Even the barrister, the crême de la crême of the legal profession, is not obliged to receive a university education. True, examinations have to be passed. These however are greatly assisted by what is usually called the art of cramming. In fact, the road is too easy to insure either talent worthy of the name or plodding mental labour. I find, on enquiry, that £10 has been lately paid to a crammer in London, who coached a candidate for his examination as solicitor; a moderate amount, forsooth, to obtain the diploma of the foreign avocat or even avoué.

It is then by no means surprising that the ordinary members of the legal profession, viz. solicitors, occupy a much higher position on the Continent than they do in this country. Even the chemists or dispensers of medicine on the continent, although they do not attempt, nor are they allowed to usurp, by prescribing medicines, the place of the regular medical practitioner, have to receive instructions, or attend such lectures as will enable them to pass an examination in medical botany, chemistry, and compounding of medicine. Hence the apothecary or chemist is considered a bona fide member of a learned profession. I know of at least one instance in Holland, and in the town in which I resided, where the chemist I employed was called from the

dispensing of medicine to the professorship of chemistry at the university.
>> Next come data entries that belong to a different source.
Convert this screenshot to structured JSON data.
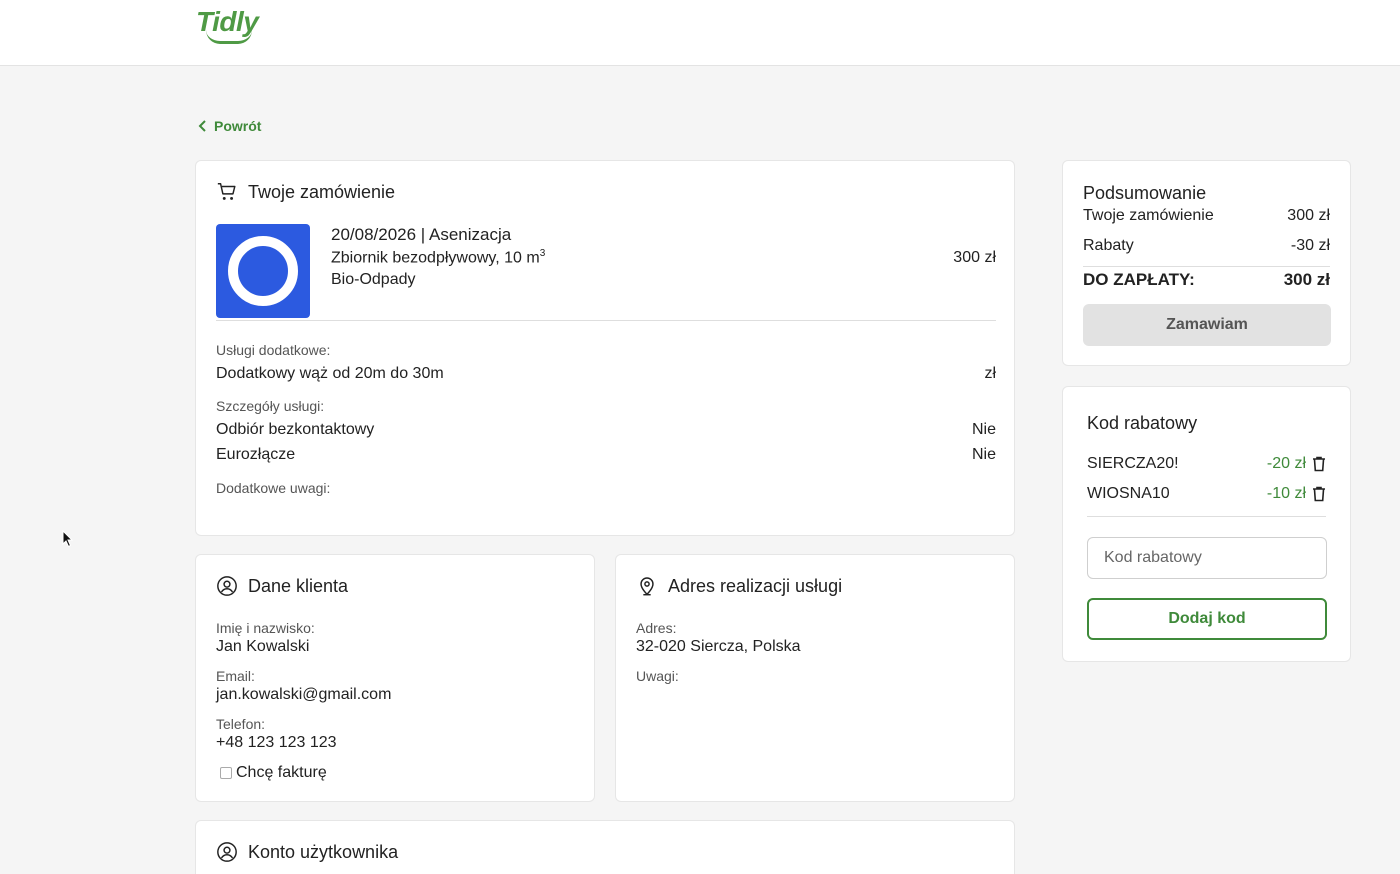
{
  "header": {
    "logo": "Tidly"
  },
  "nav": {
    "back_label": "Powrót"
  },
  "order": {
    "title": "Twoje zamówienie",
    "item": {
      "date_service": "20/08/2026 | Asenizacja",
      "tank": "Zbiornik bezodpływowy, 10 m",
      "tank_sup": "3",
      "category": "Bio-Odpady",
      "price": "300 zł"
    },
    "extra_services_label": "Usługi dodatkowe:",
    "extra_services": [
      {
        "name": "Dodatkowy wąż od 20m do 30m",
        "price": "zł"
      }
    ],
    "details_label": "Szczegóły usługi:",
    "details": [
      {
        "name": "Odbiór bezkontaktowy",
        "value": "Nie"
      },
      {
        "name": "Eurozłącze",
        "value": "Nie"
      }
    ],
    "notes_label": "Dodatkowe uwagi:"
  },
  "client": {
    "title": "Dane klienta",
    "name_label": "Imię i nazwisko:",
    "name": "Jan Kowalski",
    "email_label": "Email:",
    "email": "jan.kowalski@gmail.com",
    "phone_label": "Telefon:",
    "phone": "+48 123 123 123",
    "invoice_label": "Chcę fakturę"
  },
  "address": {
    "title": "Adres realizacji usługi",
    "address_label": "Adres:",
    "address": "32-020 Siercza, Polska",
    "notes_label": "Uwagi:"
  },
  "account": {
    "title": "Konto użytkownika"
  },
  "summary": {
    "title": "Podsumowanie",
    "order_label": "Twoje zamówienie",
    "order_value": "300 zł",
    "discount_label": "Rabaty",
    "discount_value": "-30 zł",
    "total_label": "DO ZAPŁATY:",
    "total_value": "300 zł",
    "submit_label": "Zamawiam"
  },
  "discount": {
    "title": "Kod rabatowy",
    "codes": [
      {
        "code": "SIERCZA20!",
        "value": "-20 zł"
      },
      {
        "code": "WIOSNA10",
        "value": "-10 zł"
      }
    ],
    "input_placeholder": "Kod rabatowy",
    "add_label": "Dodaj kod"
  },
  "colors": {
    "brand": "#4f9a45",
    "accent_blue": "#2c5ae0"
  }
}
But I rejoice to see signs of better things in professional education. These defects have not escaped the attention of the leading members of the legal and medical professions, and stricter measures have been, and others are about to be, adopted, to improve and extend the education of those who aspire to legal or medical honours and emoluments.

It was argued and admitted at the Congress that though many reforms had been introduced at the universities, many more were required. The fellowships had been turned from sinecures into prizes, but they were sinecures still; and the whole system of prizes and of educational endowment generally needed revision. The requirement of celibacy was almost universally retained. This is fatal to any institution in which it is imposed. Where the rule of celibacy remains, the lay-fellows will go off to other colleges, in which they can marry, and desert educational pursuits; whilst college tutors will continue to be clerical fellows, looking forward to college livings, and confining themselves to studies more or less connected with the clerical profession. Hence, clerical ascendancy predominates in Oxford, and in a minor degree in Cambridge also. Now, institutions which are sectional, cannot be national, nor educate the nation.

Our old universities should become the centres of a liberal education of the very highest order, the education of those who are destined for scientific and intellectual

callings.

Let us hope that the universities of Oxford and Cambridge, as also Dublin, may, ere long, become like their sister institution in the metropolis, more enlarged and useful, and better adapted to the requirements of the age in which we live.